Filmmaker, Julie Pacino (yes, the daughter of that very famous actor) recently appeared on a fascinating interview/podcast. In it, Pacino shared insights on how she was able to fund the production of a film entirely through the sale of NFTs. Pacino argues that this is a potential way to break through the traditionally difficult funding models that Hollywood operates on.
“Independent filmmaking is really, really hard. First of all, it’s really expensive to make a movie. Even a low budget movie is quite expensive,” Pacino said on the podcast. “There are a lot of gatekeepers and gatekeeping that goes on in the film business, in Hollywood, even in the indie, independent film circle, film festivals. It’s very political and it’s very gatekept.
“That’s coming from me, after I’ve already gotten my foot in a lot of doors.”
The film is called I Live Here Now.
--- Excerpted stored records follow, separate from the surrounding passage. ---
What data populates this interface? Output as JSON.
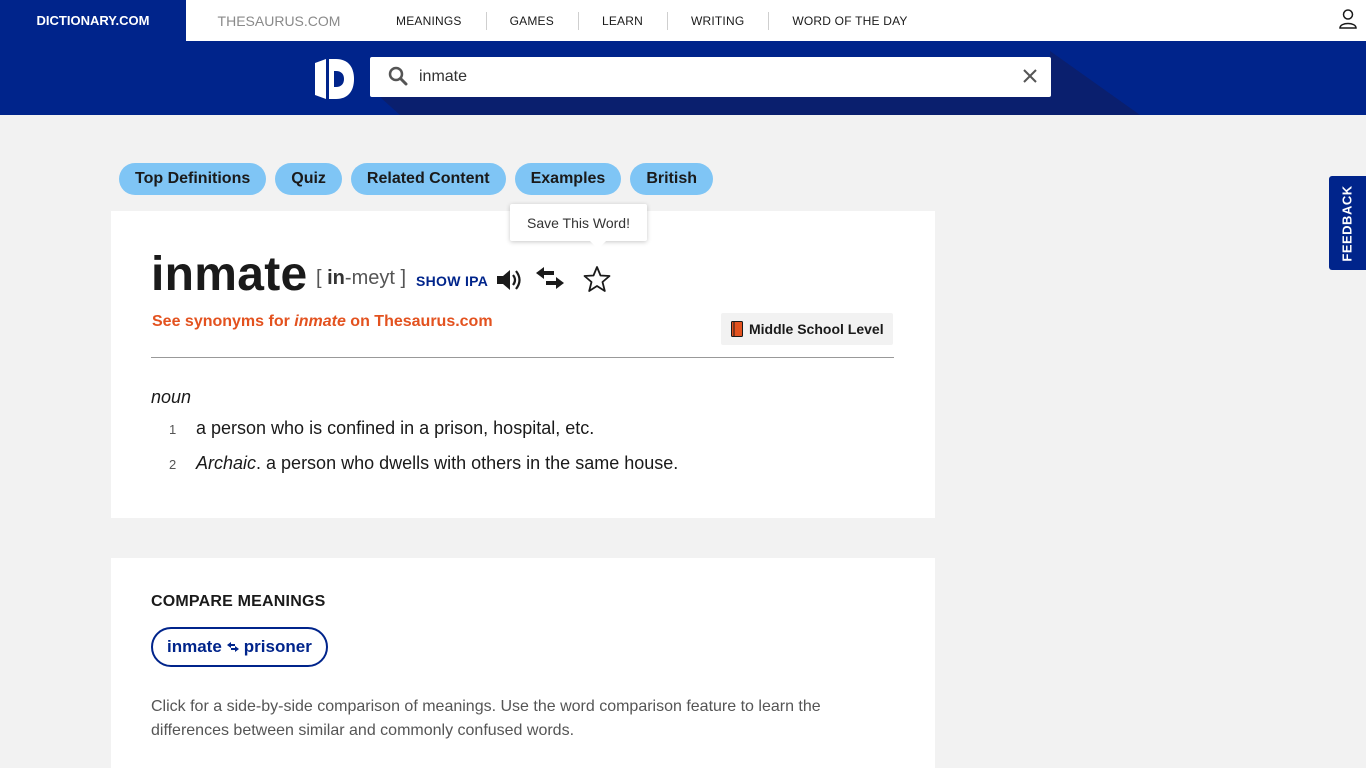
{
  "topnav": {
    "brand": "DICTIONARY.COM",
    "thesaurus": "THESAURUS.COM",
    "links": [
      "MEANINGS",
      "GAMES",
      "LEARN",
      "WRITING",
      "WORD OF THE DAY"
    ]
  },
  "search": {
    "value": "inmate"
  },
  "pills": [
    "Top Definitions",
    "Quiz",
    "Related Content",
    "Examples",
    "British"
  ],
  "tooltip": "Save This Word!",
  "entry": {
    "headword": "inmate",
    "pron_open": "[ ",
    "pron_stress": "in",
    "pron_rest": "-meyt ]",
    "show_ipa": "SHOW IPA",
    "syn_prefix": "See synonyms for ",
    "syn_word": "inmate",
    "syn_suffix": " on Thesaurus.com",
    "level": "Middle School Level",
    "pos": "noun",
    "definitions": [
      {
        "num": "1",
        "label": "",
        "text": "a person who is confined in a prison, hospital, etc."
      },
      {
        "num": "2",
        "label": "Archaic",
        "text": ". a person who dwells with others in the same house."
      }
    ]
  },
  "compare": {
    "title": "COMPARE MEANINGS",
    "word1": "inmate",
    "word2": "prisoner",
    "description": "Click for a side-by-side comparison of meanings. Use the word comparison feature to learn the differences between similar and commonly confused words."
  },
  "feedback": "FEEDBACK",
  "colors": {
    "brand_blue": "#00248b",
    "pill": "#7fc5f5",
    "synonym_link": "#e3521f"
  }
}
It will be a horror film, and has a synopsis on IMDB that reads: “Follows a young actress who runs away to the Madonna Inn after discovering she’s pregnant and dealing with conflicting demands on her body by Hollywood, but she finds the hotel itself has an even darker interest in her body.”
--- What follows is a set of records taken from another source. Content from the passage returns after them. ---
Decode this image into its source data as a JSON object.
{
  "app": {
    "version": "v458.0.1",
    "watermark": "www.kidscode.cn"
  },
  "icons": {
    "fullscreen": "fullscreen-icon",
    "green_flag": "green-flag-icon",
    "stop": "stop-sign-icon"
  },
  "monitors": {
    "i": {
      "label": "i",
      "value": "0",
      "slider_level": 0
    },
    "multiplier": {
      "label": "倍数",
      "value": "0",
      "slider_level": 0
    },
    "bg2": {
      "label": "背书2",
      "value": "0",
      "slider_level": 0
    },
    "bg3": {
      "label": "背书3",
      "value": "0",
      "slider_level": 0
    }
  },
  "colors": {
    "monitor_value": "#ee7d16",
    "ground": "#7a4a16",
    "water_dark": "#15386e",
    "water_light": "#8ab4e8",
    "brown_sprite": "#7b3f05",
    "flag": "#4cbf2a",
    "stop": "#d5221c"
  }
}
Pacino was struggling to get the finance to shoot the film, and so took a large collection of thousands of her photographs, and minted them into a collection of NFTs for sale on OpenSea. Through that she was able to raise over $1 million, meaning that the film can be produced entirely from those NFT sales.
It wasn’t easy, Pacino added. She needed to reduce over 30,000 photos to arrive at the final NFT collection of a little over 3,000, and that process impacted on her health. “I went to the hospital. I’m not even kidding. I delivered the assets and then I got so sick. I had to go spend the night in the hospital,” she said on the podcast.
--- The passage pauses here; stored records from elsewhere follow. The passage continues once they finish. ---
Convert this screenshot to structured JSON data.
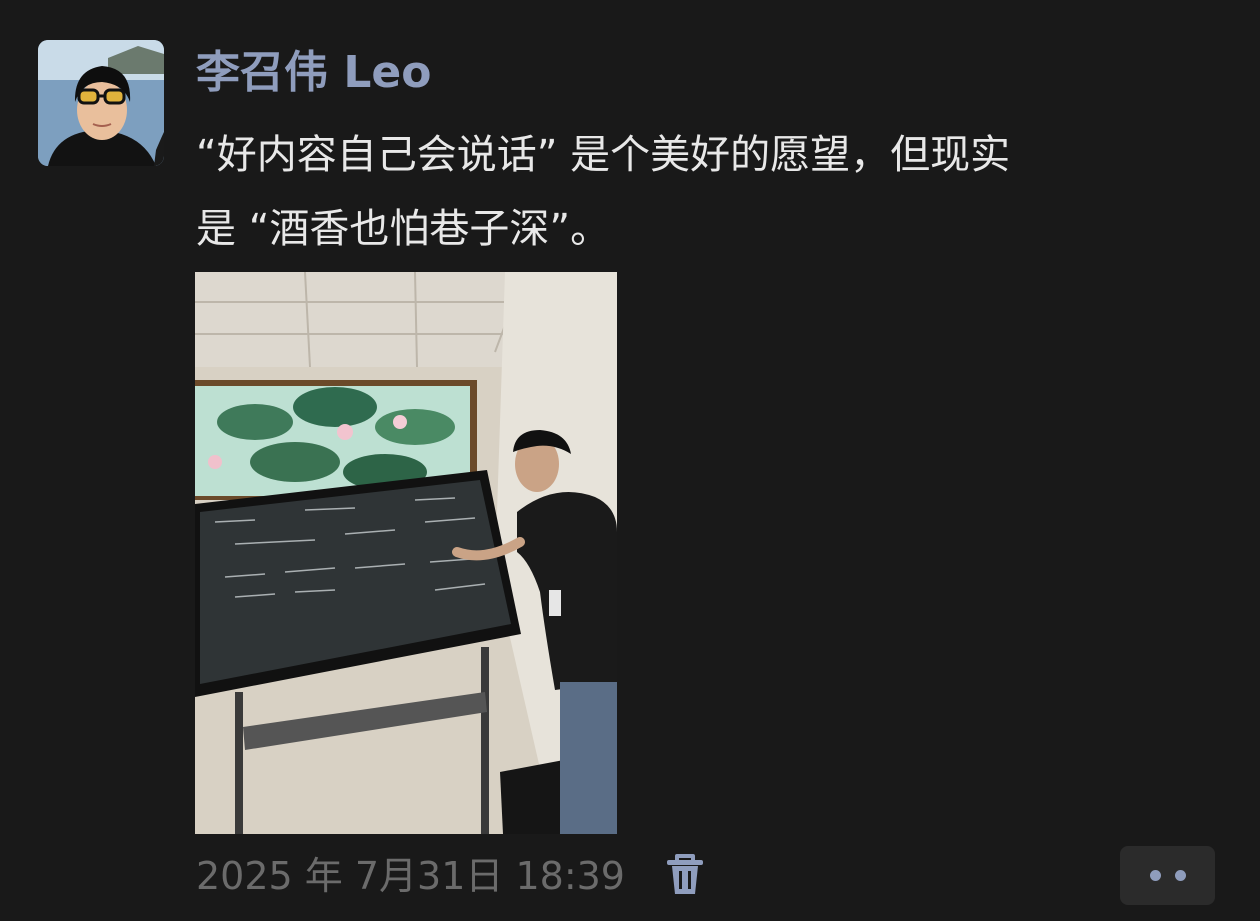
{
  "post": {
    "author_name": "李召伟 Leo",
    "text_line_1": "“好内容自己会说话” 是个美好的愿望，但现实",
    "text_line_2": "是 “酒香也怕巷子深”。",
    "timestamp": "2025 年 7月31日 18:39"
  },
  "icons": {
    "delete": "trash-icon",
    "more": "ellipsis-icon"
  },
  "colors": {
    "background": "#191919",
    "author_name": "#8f9dbd",
    "body_text": "#e8e8e8",
    "timestamp": "#6b6b6b",
    "action_bg": "#2b2b2b"
  }
}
However, that was pressure she was putting on herself, Pacino was quick to add. Future filmmakers will be able to do similar things with NFTs, without the same health risk, and ultimately the point here is the film was funded and the most engaged fans got new works of art for their collection. “It was the hardest, most ambitious endeavour that I’ve ever embarked on because I wanted to make sure that the photos that I was picking were good,” she said.
Involving the community in production
It’s not just that NFTs will be disruptive to how independent films might be financed in the future, Pacino said on the podcast. Not only will they pull financial decision making out of a small group of producers, but they will allow the fans to be an active part of the creative production of the film too.
“Any holder of one of these NFTs gets to be involved directly in the creative process of making this movie via biweekly town halls that we have,” Pacino said. “So I’m able to talk through my creative process with the holders in the community. That is the most exciting part for me, because as a filmmaker, if I were to buy into a project like this, I’d want that.“
In taking this approach, Pacino said that she was inspired by the activities and club-like atmosphere of the highly successful Bored Ape Yacht Club. “That’s a model that works within the NFT world, is you create this exclusive club-like experience,” she said. “And it’s very easy to do that… especially for a movie like this that’s so creative and has this very like Alice in Wonderland feel to it. We’re going to just take that and run with it and make this like an in-real-life thing, called the Keepers Of The Inn, everyone that has one of these, you’re a member of this inn and you get special perks because of that.”
Ultimately, Pacino said, it might take some time before NFTs become anywhere near a mainstream way for filmmakers – even independent filmmakers – to finance their work. But in breaking ground and being the first, she hopes that it will inspire others to try.
“We are the first narrative feature film to be completely financed by NFTs,” Pacino said. “And that came with an a-ha! moment when we realised that we can really change the game and we can start to fix some of the things that we’re annoyed about most within the Hollywood system.
“I feel like I’ve achieved something incredible. I’m super proud. Yes, I worked very hard for it. But I also feel like this is just now the beginning, like I’ve gotten the first step out of the way, but now it’s up to me and my partners and my community, frankly, to make this movie really good. Once that’s done, then I think we’re working with a case study that can really change the tides.”